Cela m’a conduit à rejoindre l’UNESCO où, au cours d’une carrière variée qui a duré près de 30 ans, je me suis constamment efforcé de faire passer les actes avant les paroles, autrement dit des pratiques innovantes plutôt que d’éternelles déclarations de bonnes intentions. Et cela dans un contexte décrit un jour par une déléguée à la Conférence générale comme un « harcèlement textuel ».
Sur ce point, les exemples abondent. C’est ainsi qu’à la fin des années 60, nous avions obtenu de la Conférence générale un feu vert et des crédits pour mobiliser des équipes internationales (et, nous l’espérions, Est-Ouest) de volontaires pour des projets de l’UNESCO dans les pays en développement. Certains responsables de projets étaient enthousiastes et, par le Comité de Coordination, nous avions trouvé de jeunes candidats appropriés. Mais l’aventure s’est arrêtée là lorsque le Bureau juridique a mis son veto aux projets de contrats, au motif que le sacro-saint manuel de l’UNESCO ne prévoyait pas ce genre d’activité.

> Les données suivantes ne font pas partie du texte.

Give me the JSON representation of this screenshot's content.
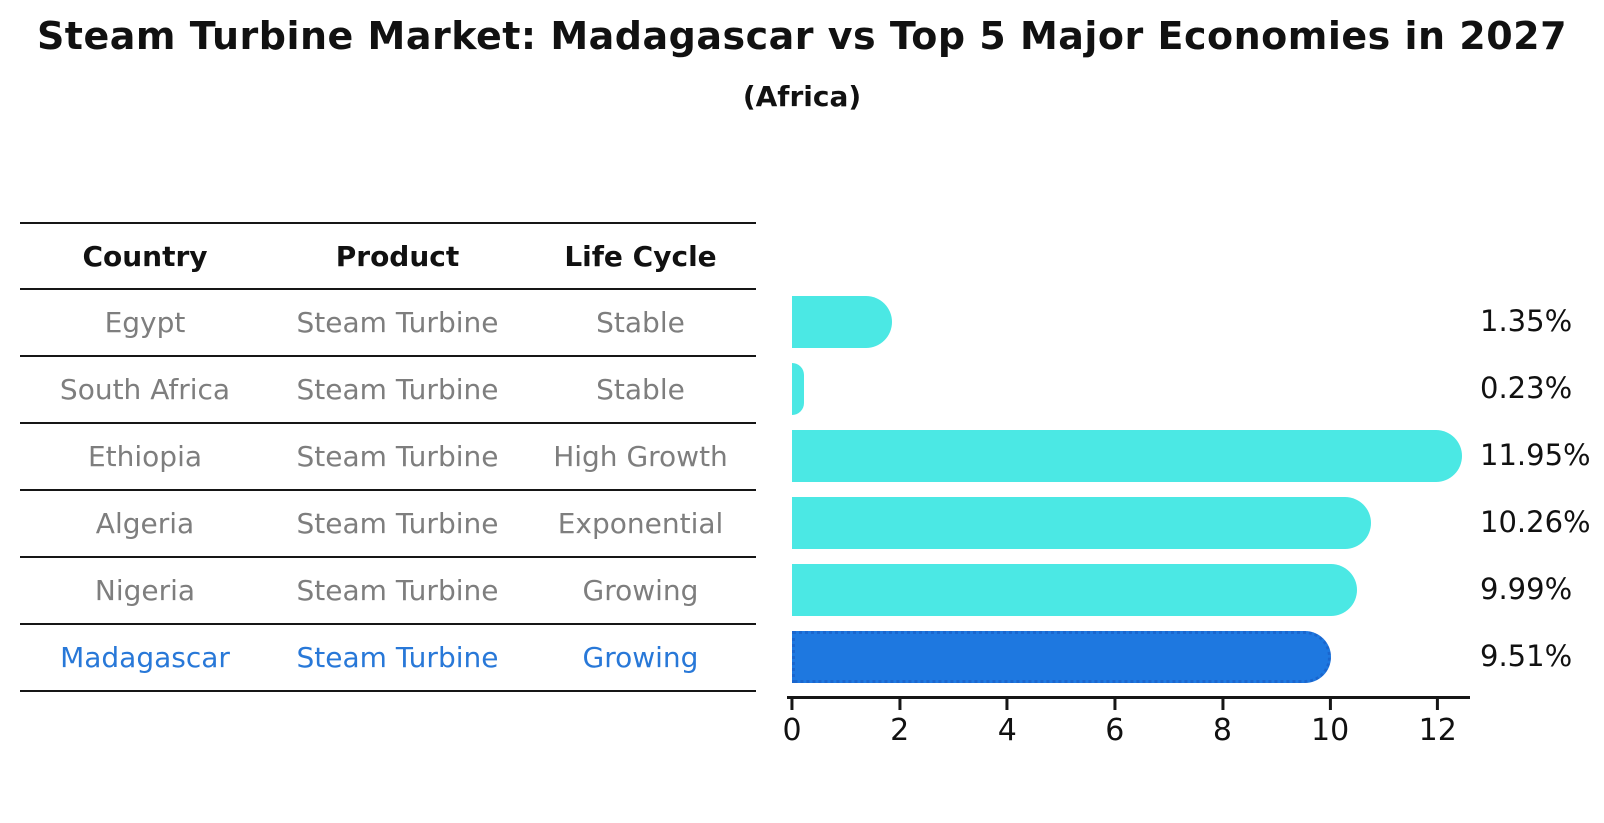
{
  "title": "Steam Turbine Market: Madagascar vs Top 5 Major Economies in 2027",
  "subtitle": "(Africa)",
  "table": {
    "headers": [
      "Country",
      "Product",
      "Life Cycle"
    ],
    "rows": [
      {
        "country": "Egypt",
        "product": "Steam Turbine",
        "life_cycle": "Stable"
      },
      {
        "country": "South Africa",
        "product": "Steam Turbine",
        "life_cycle": "Stable"
      },
      {
        "country": "Ethiopia",
        "product": "Steam Turbine",
        "life_cycle": "High Growth"
      },
      {
        "country": "Algeria",
        "product": "Steam Turbine",
        "life_cycle": "Exponential"
      },
      {
        "country": "Nigeria",
        "product": "Steam Turbine",
        "life_cycle": "Growing"
      },
      {
        "country": "Madagascar",
        "product": "Steam Turbine",
        "life_cycle": "Growing"
      }
    ]
  },
  "chart_data": {
    "type": "bar",
    "orientation": "horizontal",
    "title": "Steam Turbine Market: Madagascar vs Top 5 Major Economies in 2027",
    "subtitle": "(Africa)",
    "categories": [
      "Egypt",
      "South Africa",
      "Ethiopia",
      "Algeria",
      "Nigeria",
      "Madagascar"
    ],
    "values": [
      1.35,
      0.23,
      11.95,
      10.26,
      9.99,
      9.51
    ],
    "value_labels": [
      "1.35%",
      "0.23%",
      "11.95%",
      "10.26%",
      "9.99%",
      "9.51%"
    ],
    "xlabel": "",
    "ylabel": "",
    "xticks": [
      0,
      2,
      4,
      6,
      8,
      10,
      12
    ],
    "xlim": [
      0,
      12.6
    ],
    "grid": false,
    "legend": false,
    "highlight_index": 5,
    "series_color": "#4BE8E4",
    "highlight_color": "#1E78E0",
    "highlight_border_color": "#1A66CE"
  },
  "colors": {
    "text_primary": "#111111",
    "text_muted": "#7E7E7E",
    "highlight_text": "#2878D8",
    "line": "#161616"
  }
}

Lorsque j’ai pris ma retraite en 1998, un Ambassadeur auprès de l’UNESCO m’a raconté en riant qu’un très haut fonctionnaire de l’organisation lui avait dit de manière dédaigneuse (ignorant que nous étions amis) : « Ah oui, Gillette... un travailleur, mais trop préoccupé de détails terre à terre, comme un scout qui fait sa BA ». Cela supposait être insultant, mais je l’ai pris pour un compliment.